Einige der Inhalte des Business Process Modeling Labors sind abhängig von dem zu Beginn der Veranstaltung gewählten Prozessmodellierungsparadigmas. Regelmäßig wiederkehrende Inhalte sind:

  • Fachliche Definition bzw. Änderung komplexer Geschäftsprozesse mithilfe moderner Modellierungswerkzeuge
  • Vermittlung von erweiterten Konzepten der Prozessmodellierung mit BPMN (z.B. Choreographien, Ereignisse, Fehlerbehandlung)
  • Vermittlung alternativer Modellierparadigmen (z. B. Deklarative Prozesse, Datenzentriert Prozesse)
  • Alternative Prozessmodellierungssprachen (z. B. BPMN und EPK) und ihre praktische Anwendung
  • Vermittlung von Prozessmodellierungsstrategien und Best Practices (z.
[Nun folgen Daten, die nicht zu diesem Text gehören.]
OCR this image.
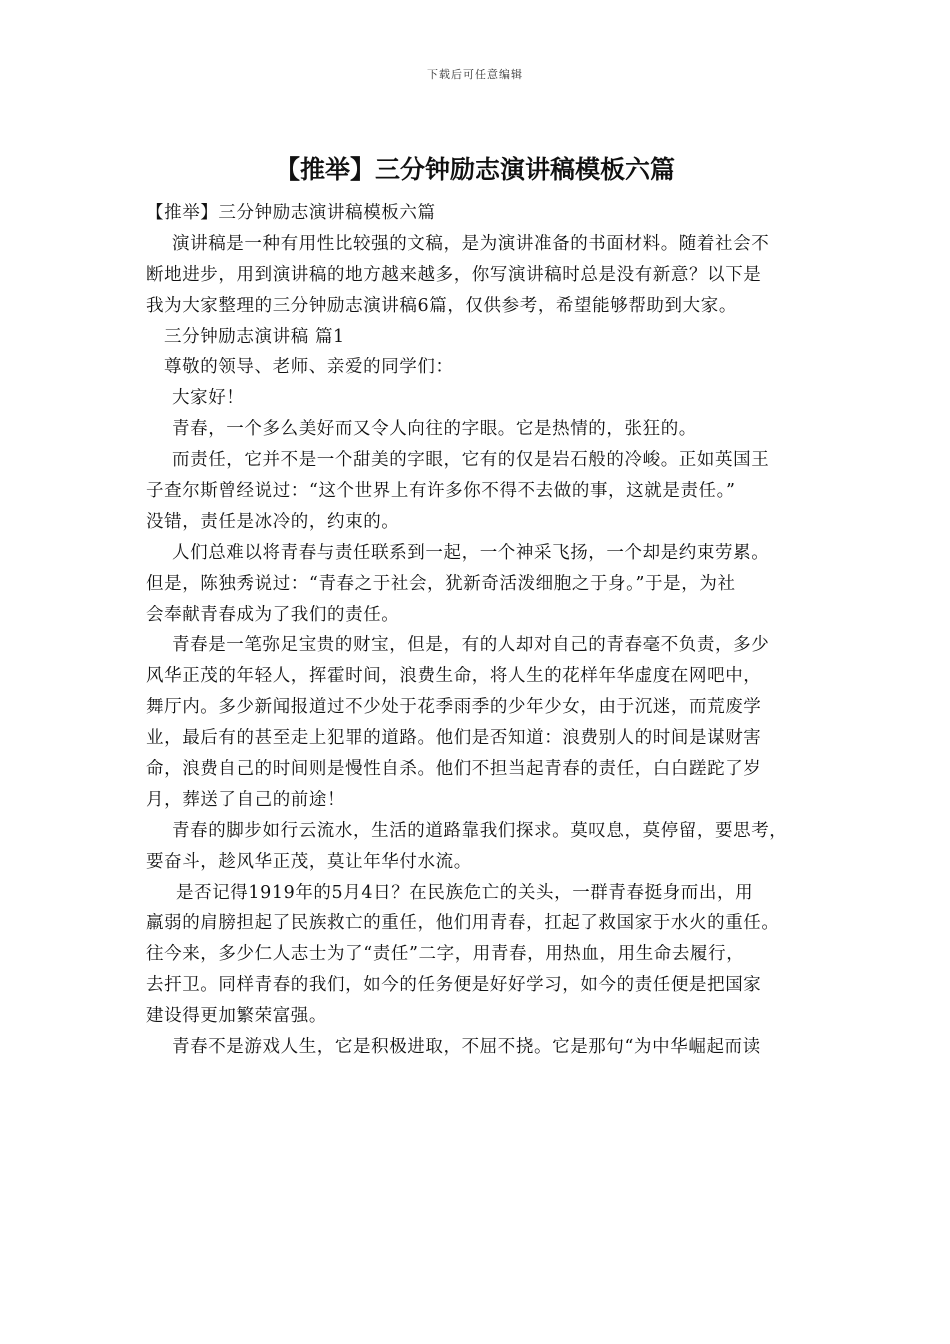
下载后可任意编辑
【推举】三分钟励志演讲稿模板六篇
【推举】三分钟励志演讲稿模板六篇
演讲稿是一种有用性比较强的文稿，是为演讲准备的书面材料。随着社会不
断地进步，用到演讲稿的地方越来越多，你写演讲稿时总是没有新意？以下是
我为大家整理的三分钟励志演讲稿6篇，仅供参考，希望能够帮助到大家。
三分钟励志演讲稿 篇1
尊敬的领导、老师、亲爱的同学们：
大家好！
青春，一个多么美好而又令人向往的字眼。它是热情的，张狂的。
而责任，它并不是一个甜美的字眼，它有的仅是岩石般的冷峻。正如英国王
子查尔斯曾经说过：“这个世界上有许多你不得不去做的事，这就是责任。”
没错，责任是冰冷的，约束的。
人们总难以将青春与责任联系到一起，一个神采飞扬，一个却是约束劳累。
但是，陈独秀说过：“青春之于社会，犹新奇活泼细胞之于身。”于是，为社
会奉献青春成为了我们的责任。
青春是一笔弥足宝贵的财宝，但是，有的人却对自己的青春毫不负责，多少
风华正茂的年轻人，挥霍时间，浪费生命，将人生的花样年华虚度在网吧中，
舞厅内。多少新闻报道过不少处于花季雨季的少年少女，由于沉迷，而荒废学
业，最后有的甚至走上犯罪的道路。他们是否知道：浪费别人的时间是谋财害
命，浪费自己的时间则是慢性自杀。他们不担当起青春的责任，白白蹉跎了岁
月，葬送了自己的前途！
青春的脚步如行云流水，生活的道路靠我们探求。莫叹息，莫停留，要思考，
要奋斗，趁风华正茂，莫让年华付水流。
是否记得1919年的5月4日？在民族危亡的关头，一群青春挺身而出，用
羸弱的肩膀担起了民族救亡的重任，他们用青春，扛起了救国家于水火的重任。
往今来，多少仁人志士为了“责任”二字，用青春，用热血，用生命去履行，
去扞卫。同样青春的我们，如今的任务便是好好学习，如今的责任便是把国家
建设得更加繁荣富强。
青春不是游戏人生，它是积极进取，不屈不挠。它是那句“为中华崛起而读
B. 7PMG, Workflow Patterns)

Zeit und Ort

Vorlesung
Mittwoch, 14:00-18:00 Uhr in O27/542 (DBIS-Pool)

Die Vorlesung ist auf 10-12 Teilnehmer beschränkt. Eine Anmeldung wird in der ersten Vorlesungwoche vorgenommen.

Umfang

4 SWS - 6 ECTS

Turnus

Jedes Wintersemester

Prüfung

Als Leistungsnachweise sind praktische und theoretische, bewertete Lernzielkontrollen zu einzelnen Lerneinheiten zu erbringen. Die Lernzielkontrollen können schriftliche Tests, Präsentationen oder die Bearbeitung praktischer Aufgaben beinhalten.  Präsentation und praktische Aufgaben können ggf. im Team bearbeitet werden. Die konkrete Ausgestaltung wird zu Beginn des Labors bekanntgegeben.

LSF

Wintersemester 2017/2018

Veranstaltungsbeginn

Die Veranstaltung startet am Dienstag, den 17.10.2017 um 16:00 Uhr in O27/1001 (Smiley-Pool).
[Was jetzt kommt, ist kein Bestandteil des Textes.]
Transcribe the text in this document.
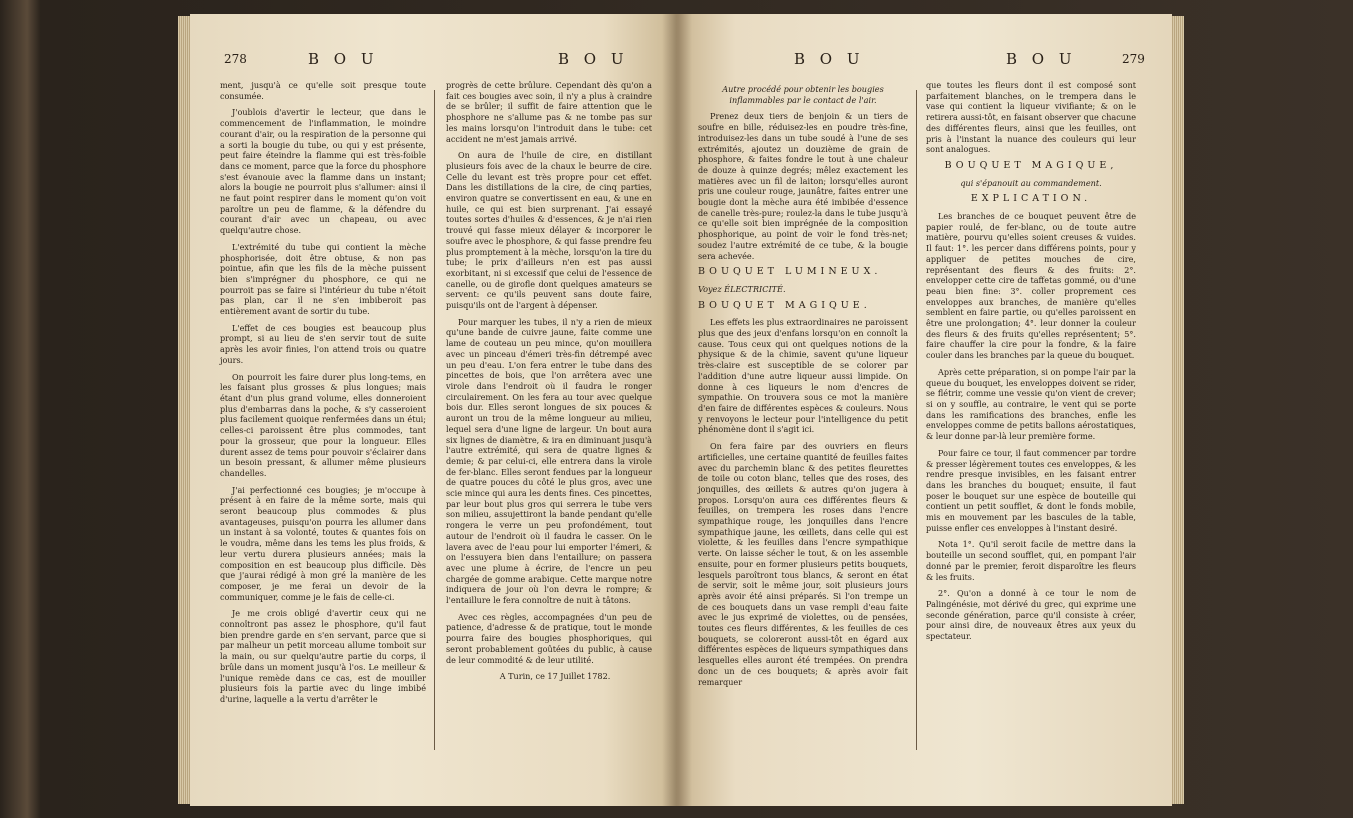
278	B O U	B O U

ment, jusqu'à ce qu'elle soit presque toute consumée.

J'oublois d'avertir le lecteur, que dans le commencement de l'inflammation, le moindre courant d'air, ou la respiration de la personne qui a sorti la bougie du tube, ou qui y est présente, peut faire éteindre la flamme qui est très-foible dans ce moment, parce que la force du phosphore s'est évanouie avec la flamme dans un instant; alors la bougie ne pourroit plus s'allumer: ainsi il ne faut point respirer dans le moment qu'on voit paroître un peu de flamme, & la défendre du courant d'air avec un chapeau, ou avec quelqu'autre chose.

L'extrémité du tube qui contient la mèche phosphorisée, doit être obtuse, & non pas pointue, afin que les fils de la mèche puissent bien s'imprégner du phosphore, ce qui ne pourroit pas se faire si l'intérieur du tube n'étoit pas plan, car il ne s'en imbiberoit pas entièrement avant de sortir du tube.

L'effet de ces bougies est beaucoup plus prompt, si au lieu de s'en servir tout de suite après les avoir finies, l'on attend trois ou quatre jours.

On pourroit les faire durer plus long-tems, en les faisant plus grosses & plus longues; mais étant d'un plus grand volume, elles donneroient plus d'embarras dans la poche, & s'y casseroient plus facilement quoique renfermées dans un étui; celles-ci paroissent être plus commodes, tant pour la grosseur, que pour la longueur. Elles durent assez de tems pour pouvoir s'éclairer dans un besoin pressant, & allumer même plusieurs chandelles.

J'ai perfectionné ces bougies; je m'occupe à présent à en faire de la même sorte, mais qui seront beaucoup plus commodes & plus avantageuses, puisqu'on pourra les allumer dans un instant à sa volonté, toutes & quantes fois on le voudra, même dans les tems les plus froids, & leur vertu durera plusieurs années; mais la composition en est beaucoup plus difficile. Dès que j'aurai rédigé à mon gré la manière de les composer, je me ferai un devoir de la communiquer, comme je le fais de celle-ci.

Je me crois obligé d'avertir ceux qui ne connoîtront pas assez le phosphore, qu'il faut bien prendre garde en s'en servant, parce que si par malheur un petit morceau allume tomboit sur la main, ou sur quelqu'autre partie du corps, il brûle dans un moment jusqu'à l'os. Le meilleur & l'unique remède dans ce cas, est de mouiller plusieurs fois la partie avec du linge imbibé d'urine, laquelle a la vertu d'arrêter le

progrès de cette brûlure. Cependant dès qu'on a fait ces bougies avec soin, il n'y a plus à craindre de se brûler; il suffit de faire attention que le phosphore ne s'allume pas & ne tombe pas sur les mains lorsqu'on l'introduit dans le tube: cet accident ne m'est jamais arrivé.

On aura de l'huile de cire, en distillant plusieurs fois avec de la chaux le beurre de cire. Celle du levant est très propre pour cet effet. Dans les distillations de la cire, de cinq parties, environ quatre se convertissent en eau, & une en huile, ce qui est bien surprenant. J'ai essayé toutes sortes d'huiles & d'essences, & je n'ai rien trouvé qui fasse mieux délayer & incorporer le soufre avec le phosphore, & qui fasse prendre feu plus promptement à la mèche, lorsqu'on la tire du tube; le prix d'ailleurs n'en est pas aussi exorbitant, ni si excessif que celui de l'essence de canelle, ou de girofle dont quelques amateurs se servent: ce qu'ils peuvent sans doute faire, puisqu'ils ont de l'argent à dépenser.

Pour marquer les tubes, il n'y a rien de mieux qu'une bande de cuivre jaune, faite comme une lame de couteau un peu mince, qu'on mouillera avec un pinceau d'émeri très-fin détrempé avec un peu d'eau. L'on fera entrer le tube dans des pincettes de bois, que l'on arrêtera avec une virole dans l'endroit où il faudra le ronger circulairement. On les fera au tour avec quelque bois dur. Elles seront longues de six pouces & auront un trou de la même longueur au milieu, lequel sera d'une ligne de largeur. Un bout aura six lignes de diamètre, & ira en diminuant jusqu'à l'autre extrémité, qui sera de quatre lignes & demie; & par celui-ci, elle entrera dans la virole de fer-blanc. Elles seront fendues par la longueur de quatre pouces du côté le plus gros, avec une scie mince qui aura les dents fines. Ces pincettes, par leur bout plus gros qui serrera le tube vers son milieu, assujettiront la bande pendant qu'elle rongera le verre un peu profondément, tout autour de l'endroit où il faudra le casser. On le lavera avec de l'eau pour lui emporter l'émeri, & on l'essuyera bien dans l'entaillure; on passera avec une plume à écrire, de l'encre un peu chargée de gomme arabique. Cette marque notre indiquera de jour où l'on devra le rompre; & l'entaillure le fera connoître de nuit à tâtons.

Avec ces règles, accompagnées d'un peu de patience, d'adresse & de pratique, tout le monde pourra faire des bougies phosphoriques, qui seront probablement goûtées du public, à cause de leur commodité & de leur utilité.

A Turin, ce 17 Juillet 1782.

B O U	B O U	279

Autre procédé pour obtenir les bougies inflammables par le contact de l'air.

Prenez deux tiers de benjoin & un tiers de soufre en bille, réduisez-les en poudre très-fine, introduisez-les dans un tube soudé à l'une de ses extrémités, ajoutez un douzième de grain de phosphore, & faites fondre le tout à une chaleur de douze à quinze degrés; mêlez exactement les matières avec un fil de laiton; lorsqu'elles auront pris une couleur rouge, jaunâtre, faites entrer une bougie dont la mèche aura été imbibée d'essence de canelle très-pure; roulez-la dans le tube jusqu'à ce qu'elle soit bien imprégnée de la composition phosphorique, au point de voir le fond très-net; soudez l'autre extrémité de ce tube, & la bougie sera achevée.

BOUQUET LUMINEUX.

Voyez ÉLECTRICITÉ.

BOUQUET MAGIQUE.

Les effets les plus extraordinaires ne paroissent plus que des jeux d'enfans lorsqu'on en connoît la cause. Tous ceux qui ont quelques notions de la physique & de la chimie, savent qu'une liqueur très-claire est susceptible de se colorer par l'addition d'une autre liqueur aussi limpide. On donne à ces liqueurs le nom d'encres de sympathie. On trouvera sous ce mot la manière d'en faire de différentes espèces & couleurs. Nous y renvoyons le lecteur pour l'intelligence du petit phénomène dont il s'agit ici.

On fera faire par des ouvriers en fleurs artificielles, une certaine quantité de feuilles faites avec du parchemin blanc & des petites fleurettes de toile ou coton blanc, telles que des roses, des jonquilles, des œillets & autres qu'on jugera à propos. Lorsqu'on aura ces différentes fleurs & feuilles, on trempera les roses dans l'encre sympathique rouge, les jonquilles dans l'encre sympathique jaune, les œillets, dans celle qui est violette, & les feuilles dans l'encre sympathique verte. On laisse sécher le tout, & on les assemble ensuite, pour en former plusieurs petits bouquets, lesquels paroîtront tous blancs, & seront en état de servir, soit le même jour, soit plusieurs jours après avoir été ainsi préparés. Si l'on trempe un de ces bouquets dans un vase rempli d'eau faite avec le jus exprimé de violettes, ou de pensées, toutes ces fleurs différentes, & les feuilles de ces bouquets, se coloreront aussi-tôt en égard aux différentes espèces de liqueurs sympathiques dans lesquelles elles auront été trempées. On prendra donc un de ces bouquets; & après avoir fait remarquer

que toutes les fleurs dont il est composé sont parfaitement blanches, on le trempera dans le vase qui contient la liqueur vivifiante; & on le retirera aussi-tôt, en faisant observer que chacune des différentes fleurs, ainsi que les feuilles, ont pris à l'instant la nuance des couleurs qui leur sont analogues.

BOUQUET MAGIQUE,

qui s'épanouit au commandement.

EXPLICATION.

Les branches de ce bouquet peuvent être de papier roulé, de fer-blanc, ou de toute autre matière, pourvu qu'elles soient creuses & vuides. Il faut: 1°. les percer dans différens points, pour y appliquer de petites mouches de cire, représentant des fleurs & des fruits: 2°. envelopper cette cire de taffetas gommé, ou d'une peau bien fine: 3°. coller proprement ces enveloppes aux branches, de manière qu'elles semblent en faire partie, ou qu'elles paroissent en être une prolongation; 4°. leur donner la couleur des fleurs & des fruits qu'elles représentent; 5°. faire chauffer la cire pour la fondre, & la faire couler dans les branches par la queue du bouquet.

Après cette préparation, si on pompe l'air par la queue du bouquet, les enveloppes doivent se rider, se flétrir, comme une vessie qu'on vient de crever; si on y souffle, au contraire, le vent qui se porte dans les ramifications des branches, enfle les enveloppes comme de petits ballons aérostatiques, & leur donne par-là leur première forme.

Pour faire ce tour, il faut commencer par tordre & presser légèrement toutes ces enveloppes, & les rendre presque invisibles, en les faisant entrer dans les branches du bouquet; ensuite, il faut poser le bouquet sur une espèce de bouteille qui contient un petit soufflet, & dont le fonds mobile, mis en mouvement par les bascules de la table, puisse enfler ces enveloppes à l'instant desiré.

Nota 1°. Qu'il seroit facile de mettre dans la bouteille un second soufflet, qui, en pompant l'air donné par le premier, feroit disparoître les fleurs & les fruits.

2°. Qu'on a donné à ce tour le nom de Palingénésie, mot dérivé du grec, qui exprime une seconde génération, parce qu'il consiste à créer, pour ainsi dire, de nouveaux êtres aux yeux du spectateur.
Es wird eine kurze Einführung zum BPM Lab geben, in der Organisatorisches (insbesondere der Prüfungsablauf) und der grobe Ablauf des Labs vorgestellt werden. Da die Teilnehmerzahl beschränkt ist, wird die Anmeldung ebenfalls vorgenommen.

Ziel der Veranstaltung

Die Studierenden sind in der Lage, bei Zugrundlegung eines be­stimmten Prozessparadigmas, eine informelle Prozessbeschreib­ung in ein formales (graphisches) Prozessmodell zu überführen. Sie sind sowohl mit grundlegenden als auch fortgeschrittenen Modellierungskonzepten und -elementen des Paradigmas ver­traut und kennen deren Ausführungssemantik genau. Sie wissen Bescheid über verschiedene Vorgehensweisen bei der Geschäfts­prozessmodellierung, können Best Practices bei der Model­lier­ung anwenden und sind mit häufigen Fehlerquellen vertraut bzw. können mit diesen umgehen. Weiterhin sind die Studieren­den in der Lage, Prozessmodelle auf ihre Korrektheit hin zu überprüfen.

Insgesamt sollen die Studierenden ein fundiertes und vertieftes, praktisches Wissen im Bereich der Prozessmodellierung erlang­en

Inhaltliche Voraussetzungen

Grundlagenwissen zu prozessorientierten Informations­systemen, wie es in den Modulen „Betriebliche Informations­systeme“ oder „Business Process Management“ vermittelt wird.

Formale Voraussetzungen: keine

Vorlesungsinhalt

Einige der Inhalte des Business Process Modeling Labors sind abhängig von dem zu Beginn der Veranstaltung gewählten Prozessmodellierungsparadigmas. Regelmäßig wiederkehrende Inhalte sind:

  • Fachliche Definition bzw. Änderung komplexer Geschäftsprozesse mithilfe moderner Modellierungswerkzeuge
  • Vermittlung von erweiterten Konzepten der Prozessmodellierung mit BPMN (z.B. Choreographien, Ereignisse, Fehlerbehandlung)
  • Vermittlung alternativer Modellierparadigmen (z. B. Deklarative Prozesse, Datenzentriert Prozesse)
  • Alternative Prozessmodellierungssprachen (z. B. BPMN und EPK) und ihre praktische Anwendung
  • Vermittlung von Prozessmodellierungsstrategien und Best Practices (z. B. 7PMG, Workflow Patterns)

Zeit und Ort

Vorlesung
Dienstag, 14:15-18:00 Uhr in O27/1001 (Smiley-Pool)

Ausnahmen: am 17.10. , 24.10. und 16.01. beginnt die Veranstaltung um 16:00, da von 14:00 bis 16:00 der Pool anderweitig benötigt wird.

Bei weniger als 14 Teilnehmern wird die Veranstaltung in den DBIS Pool O27/542 verlegt.

Umfang

4 SWS - 6 ECTS

Turnus

Jedes Sommersemester

Prüfung

Als Leistungsnachweise sind praktische und theoretische, bewertete Lernzielkontrollen zu einzelnen Lerneinheiten zu erbringen. Die Lernzielkontrollen können schriftliche Tests, Präsentationen oder die Bearbeitung praktischer Aufgaben beinhalten.  Präsentation und praktische Aufgaben können ggf. im Team bearbeitet werden. Die konkrete Ausgestaltung wird zu Beginn des Labors bekanntgegeben.